Yes, it was Good Night to Vietnam as we crossed the border into Cambodia, adding another passport stamp to our collection.

And what a way to collect it, halfway through a 5 hour speedboat trip up the Mekong River we stopped at a border control and sorted out our visas. Sitting back reading our intellectual literature (Ann - Barack Obama biography, Jeff - Beginner's Guide to Swedish) we rode the lazy waves of the river that starts in China and in some parts has dolphins, crocodiles and catfish that can reach 3 metres long. Not really what we're used to back in Europe then, though sadly we saw none of the above creatures. Only mosquitoes!

We were soon taken by bus into the crazy city of Phnom Penh, the capital of Cambodia. The Lonely Planet book marks it as an area of contradictions and so it proved.

The city itself is a vibrant, energetic place full of lively bars, great restaurants and a buzzing riverfront that is being upgraded for the increasing number of tourists that arrive each day. But Phnom Penh's main attractions are less joyous and more unsettling.

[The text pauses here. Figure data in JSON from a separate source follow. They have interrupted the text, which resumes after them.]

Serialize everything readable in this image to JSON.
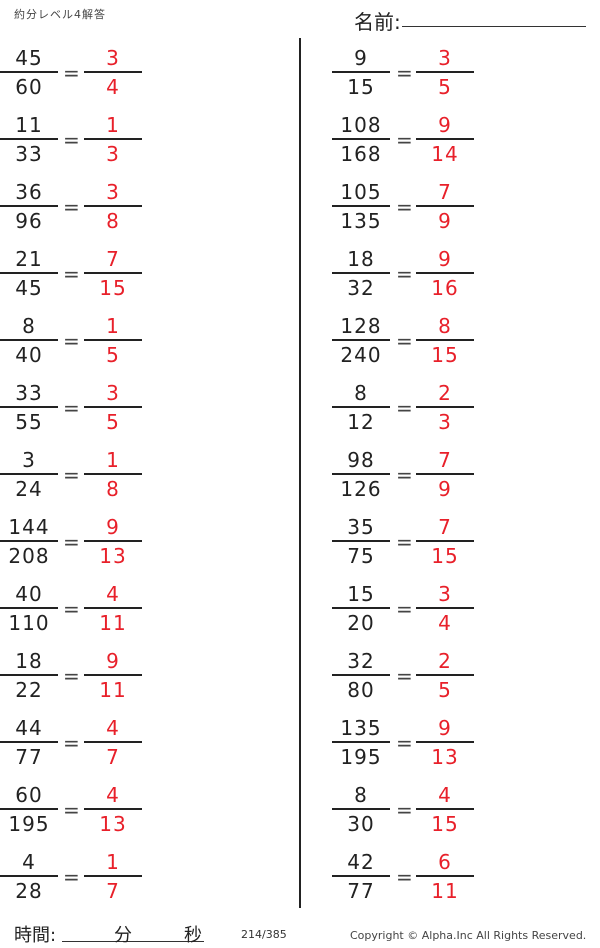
{
  "header": {
    "title": "約分レベル4解答",
    "name_label": "名前:"
  },
  "colors": {
    "answer": "#e8202a",
    "problem": "#222222"
  },
  "problems": {
    "left": [
      {
        "num": "45",
        "den": "60",
        "ans_num": "3",
        "ans_den": "4"
      },
      {
        "num": "11",
        "den": "33",
        "ans_num": "1",
        "ans_den": "3"
      },
      {
        "num": "36",
        "den": "96",
        "ans_num": "3",
        "ans_den": "8"
      },
      {
        "num": "21",
        "den": "45",
        "ans_num": "7",
        "ans_den": "15"
      },
      {
        "num": "8",
        "den": "40",
        "ans_num": "1",
        "ans_den": "5"
      },
      {
        "num": "33",
        "den": "55",
        "ans_num": "3",
        "ans_den": "5"
      },
      {
        "num": "3",
        "den": "24",
        "ans_num": "1",
        "ans_den": "8"
      },
      {
        "num": "144",
        "den": "208",
        "ans_num": "9",
        "ans_den": "13"
      },
      {
        "num": "40",
        "den": "110",
        "ans_num": "4",
        "ans_den": "11"
      },
      {
        "num": "18",
        "den": "22",
        "ans_num": "9",
        "ans_den": "11"
      },
      {
        "num": "44",
        "den": "77",
        "ans_num": "4",
        "ans_den": "7"
      },
      {
        "num": "60",
        "den": "195",
        "ans_num": "4",
        "ans_den": "13"
      },
      {
        "num": "4",
        "den": "28",
        "ans_num": "1",
        "ans_den": "7"
      }
    ],
    "right": [
      {
        "num": "9",
        "den": "15",
        "ans_num": "3",
        "ans_den": "5"
      },
      {
        "num": "108",
        "den": "168",
        "ans_num": "9",
        "ans_den": "14"
      },
      {
        "num": "105",
        "den": "135",
        "ans_num": "7",
        "ans_den": "9"
      },
      {
        "num": "18",
        "den": "32",
        "ans_num": "9",
        "ans_den": "16"
      },
      {
        "num": "128",
        "den": "240",
        "ans_num": "8",
        "ans_den": "15"
      },
      {
        "num": "8",
        "den": "12",
        "ans_num": "2",
        "ans_den": "3"
      },
      {
        "num": "98",
        "den": "126",
        "ans_num": "7",
        "ans_den": "9"
      },
      {
        "num": "35",
        "den": "75",
        "ans_num": "7",
        "ans_den": "15"
      },
      {
        "num": "15",
        "den": "20",
        "ans_num": "3",
        "ans_den": "4"
      },
      {
        "num": "32",
        "den": "80",
        "ans_num": "2",
        "ans_den": "5"
      },
      {
        "num": "135",
        "den": "195",
        "ans_num": "9",
        "ans_den": "13"
      },
      {
        "num": "8",
        "den": "30",
        "ans_num": "4",
        "ans_den": "15"
      },
      {
        "num": "42",
        "den": "77",
        "ans_num": "6",
        "ans_den": "11"
      }
    ],
    "equals": "="
  },
  "footer": {
    "time_label": "時間:",
    "minutes_label": "分",
    "seconds_label": "秒",
    "page": "214/385",
    "copyright": "Copyright ©  Alpha.Inc All Rights Reserved."
  }
}
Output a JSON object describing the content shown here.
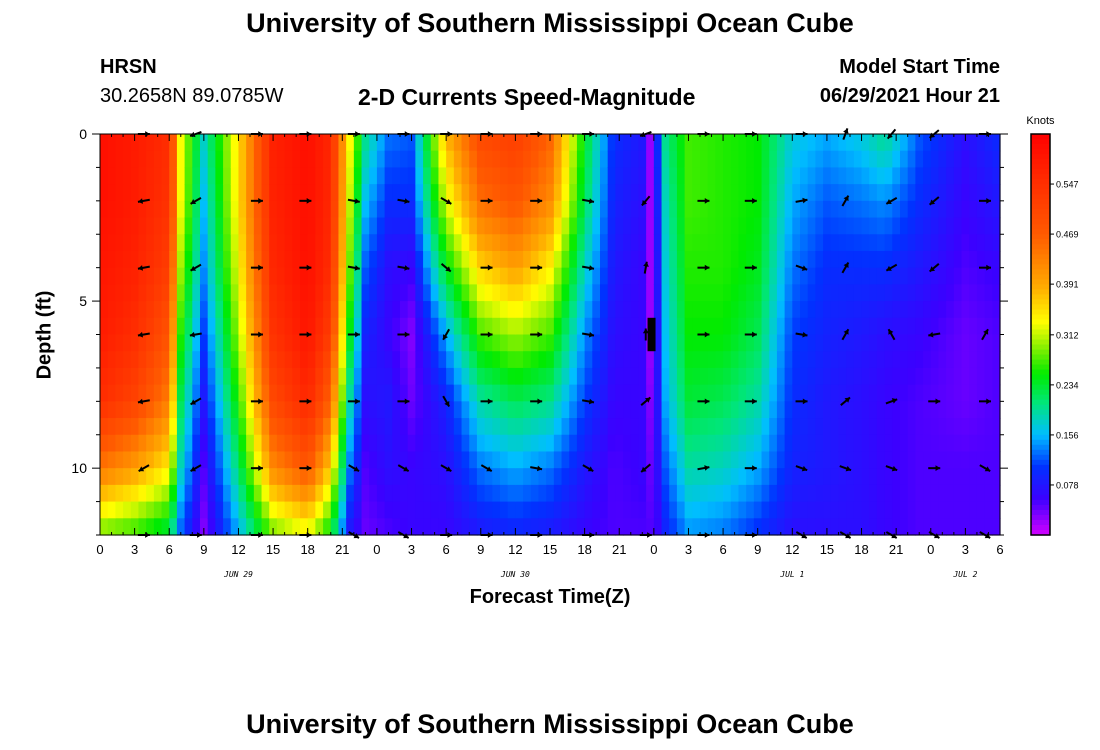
{
  "header": {
    "title": "University of Southern Mississippi Ocean Cube",
    "station": "HRSN",
    "coordinates": "30.2658N  89.0785W",
    "subtitle": "2-D Currents Speed-Magnitude",
    "model_label": "Model Start Time",
    "model_time": "06/29/2021 Hour 21"
  },
  "footer": {
    "title": "University of Southern Mississippi Ocean Cube"
  },
  "chart_data": {
    "type": "heatmap",
    "title": "2-D Currents Speed-Magnitude",
    "xlabel": "Forecast Time(Z)",
    "ylabel": "Depth (ft)",
    "x_tick_labels": [
      "0",
      "3",
      "6",
      "9",
      "12",
      "15",
      "18",
      "21",
      "0",
      "3",
      "6",
      "9",
      "12",
      "15",
      "18",
      "21",
      "0",
      "3",
      "6",
      "9",
      "12",
      "15",
      "18",
      "21",
      "0",
      "3",
      "6"
    ],
    "date_labels": [
      {
        "text": "JUN 29",
        "hour": 12
      },
      {
        "text": "JUN 30",
        "hour": 36
      },
      {
        "text": "JUL 1",
        "hour": 60
      },
      {
        "text": "JUL 2",
        "hour": 75
      }
    ],
    "xlim": [
      0,
      78
    ],
    "ylim": [
      0,
      12
    ],
    "y_tick_labels": [
      "0",
      "5",
      "10"
    ],
    "colorbar": {
      "label": "Knots",
      "ticks": [
        "0.547",
        "0.469",
        "0.391",
        "0.312",
        "0.234",
        "0.156",
        "0.078"
      ],
      "range": [
        0.0,
        0.625
      ]
    },
    "depths": [
      0,
      2,
      4,
      6,
      8,
      10,
      12
    ],
    "profile_times": [
      0,
      3,
      6,
      7,
      9,
      12,
      15,
      18,
      20,
      21.5,
      23,
      25,
      27,
      30,
      33,
      36,
      39,
      42,
      44.5,
      47,
      47.7,
      48.2,
      49,
      51,
      54,
      57,
      60,
      63,
      66,
      68,
      71,
      75,
      78
    ],
    "profiles": [
      [
        0.6,
        0.6,
        0.59,
        0.58,
        0.55,
        0.44,
        0.28
      ],
      [
        0.58,
        0.58,
        0.57,
        0.55,
        0.51,
        0.4,
        0.26
      ],
      [
        0.55,
        0.54,
        0.52,
        0.48,
        0.43,
        0.34,
        0.22
      ],
      [
        0.33,
        0.33,
        0.3,
        0.26,
        0.22,
        0.18,
        0.12
      ],
      [
        0.18,
        0.16,
        0.14,
        0.11,
        0.08,
        0.05,
        0.03
      ],
      [
        0.35,
        0.35,
        0.33,
        0.3,
        0.26,
        0.21,
        0.15
      ],
      [
        0.57,
        0.57,
        0.56,
        0.54,
        0.5,
        0.42,
        0.28
      ],
      [
        0.6,
        0.6,
        0.6,
        0.59,
        0.56,
        0.48,
        0.32
      ],
      [
        0.56,
        0.56,
        0.55,
        0.52,
        0.46,
        0.36,
        0.24
      ],
      [
        0.35,
        0.33,
        0.3,
        0.26,
        0.2,
        0.14,
        0.08
      ],
      [
        0.2,
        0.16,
        0.12,
        0.09,
        0.07,
        0.05,
        0.04
      ],
      [
        0.13,
        0.1,
        0.07,
        0.06,
        0.08,
        0.07,
        0.05
      ],
      [
        0.12,
        0.1,
        0.06,
        0.03,
        0.04,
        0.06,
        0.06
      ],
      [
        0.38,
        0.32,
        0.24,
        0.15,
        0.09,
        0.07,
        0.06
      ],
      [
        0.5,
        0.45,
        0.36,
        0.27,
        0.19,
        0.13,
        0.08
      ],
      [
        0.52,
        0.48,
        0.4,
        0.3,
        0.22,
        0.15,
        0.09
      ],
      [
        0.46,
        0.42,
        0.34,
        0.27,
        0.2,
        0.13,
        0.08
      ],
      [
        0.24,
        0.22,
        0.18,
        0.14,
        0.11,
        0.08,
        0.06
      ],
      [
        0.1,
        0.09,
        0.08,
        0.07,
        0.06,
        0.05,
        0.05
      ],
      [
        0.08,
        0.07,
        0.06,
        0.06,
        0.06,
        0.06,
        0.05
      ],
      [
        0.02,
        0.02,
        0.02,
        0.02,
        0.03,
        0.04,
        0.05
      ],
      [
        0.08,
        0.07,
        0.06,
        0.06,
        0.06,
        0.06,
        0.05
      ],
      [
        0.2,
        0.18,
        0.17,
        0.16,
        0.15,
        0.12,
        0.09
      ],
      [
        0.27,
        0.27,
        0.26,
        0.25,
        0.23,
        0.19,
        0.14
      ],
      [
        0.26,
        0.26,
        0.26,
        0.25,
        0.22,
        0.18,
        0.13
      ],
      [
        0.25,
        0.25,
        0.24,
        0.22,
        0.19,
        0.15,
        0.1
      ],
      [
        0.17,
        0.15,
        0.13,
        0.11,
        0.1,
        0.09,
        0.07
      ],
      [
        0.15,
        0.12,
        0.1,
        0.09,
        0.08,
        0.08,
        0.07
      ],
      [
        0.17,
        0.13,
        0.1,
        0.08,
        0.07,
        0.07,
        0.07
      ],
      [
        0.2,
        0.14,
        0.1,
        0.07,
        0.06,
        0.06,
        0.06
      ],
      [
        0.12,
        0.1,
        0.08,
        0.06,
        0.05,
        0.05,
        0.05
      ],
      [
        0.07,
        0.06,
        0.05,
        0.04,
        0.04,
        0.05,
        0.05
      ],
      [
        0.1,
        0.08,
        0.06,
        0.05,
        0.05,
        0.05,
        0.05
      ]
    ],
    "vector_times": [
      3.8,
      8.3,
      13.6,
      17.8,
      22,
      26.3,
      30,
      33.5,
      37.8,
      42.3,
      47.3,
      52.3,
      56.4,
      60.8,
      64.6,
      68.6,
      72.3,
      76.7
    ],
    "vector_depths": [
      0,
      2,
      4,
      6,
      8,
      10,
      12
    ],
    "vector_angles_deg": [
      [
        0,
        -160,
        0,
        0,
        0,
        0,
        0,
        0,
        0,
        0,
        -160,
        0,
        0,
        0,
        70,
        -130,
        -140,
        0
      ],
      [
        -170,
        -150,
        0,
        0,
        -10,
        -10,
        -30,
        0,
        0,
        -10,
        -130,
        0,
        0,
        10,
        60,
        -150,
        -140,
        0
      ],
      [
        -170,
        -150,
        0,
        0,
        -10,
        -10,
        -40,
        0,
        0,
        -10,
        80,
        0,
        0,
        -20,
        60,
        -150,
        -140,
        0
      ],
      [
        -170,
        -170,
        0,
        0,
        0,
        0,
        -120,
        0,
        0,
        -10,
        90,
        0,
        0,
        -10,
        60,
        120,
        -170,
        60
      ],
      [
        -170,
        -150,
        0,
        0,
        0,
        0,
        -60,
        0,
        0,
        -10,
        40,
        0,
        0,
        0,
        40,
        20,
        0,
        0
      ],
      [
        -150,
        -150,
        0,
        0,
        -30,
        -30,
        -30,
        -30,
        -10,
        -30,
        -140,
        10,
        0,
        -20,
        -20,
        -20,
        0,
        -30
      ],
      [
        0,
        0,
        0,
        0,
        -30,
        -30,
        0,
        0,
        0,
        0,
        0,
        0,
        0,
        -30,
        -30,
        -30,
        -30,
        -30
      ]
    ],
    "masked_cell": {
      "time": 47.8,
      "depth_range": [
        5.5,
        6.5
      ]
    }
  }
}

On Sunday morning we took a tuk-tuk the 12km south to the Ek Cheong site, better known as the Killing Fields. It is this area where large mass graves were found in 1979 holding victims of the Pol Pot genocide that took place between 1975-79. The genocide killed 2million people, a quarter of the entire population.

From Ek Cheong we went to Teol Seoung, an area that has an even deeper intensity and is certainly not for the faint-hearted.

Teol Seung is a former school but the Khmer Rouge regime headed by Pol Pot turned it into a detention and interrogation centre, a prison from where most victims were taken to Ek Cheong to be executed. I can honestly say the traumas of 30 years agoi can still be felt while quietly walking around the corridors and into the rooms, most of which still have the beds, iron bars and handcuffs that assisted in so much pain and suffering.

Rows upon rows of photos were pinned to walls, simply showing snapshots of the victims before they suffered between the walls of Tuol Seung. The seemingly neverending unsmiling faces of children, men and women was difficult to follow. That same questioning gaze from each Cambodian that even now in 2008 is met with so few answers.

We learned a few staggering facts.

That Pol Pot was never tried for his crimes and died naturally in 1998.

That the Khmer Rouge continued to sit at the United Nations up to 1991 meaning that the criminals were representing the victims.

That the United Nations itself criticised Vietnam for attacking Cambodia in 1979 even though Vietnam was merely putting an end to the awful situation in its neighbouring country.

That Cambodia has sold the Killing Fields site to a Japanese private company, thus making a profit out of the tragedy of 1975-79.

So from these intense experiences, questioning how horrific humans can still be to their fellow citizens, we staggered back into the Phnom Penh nightlife and restaurant scene, once again caught up in the buzz of 21st century Cambodia and its energy and vibrancy but feeling signifcantly more unsettled by it all. That deep stare from the old men and ladies in the market took on a whole new meaning.

So our 'Good Morning' in Cambodia was certainly a wake up call to the secrets in this part of the world, one we won't forget. Thankfully Cambodia's other big secret, which we will visit in a couple of hours, is Angkor Wat and it promises to be incredible and intense in a much more positive way.

We just hope the camera will still be working when we get there!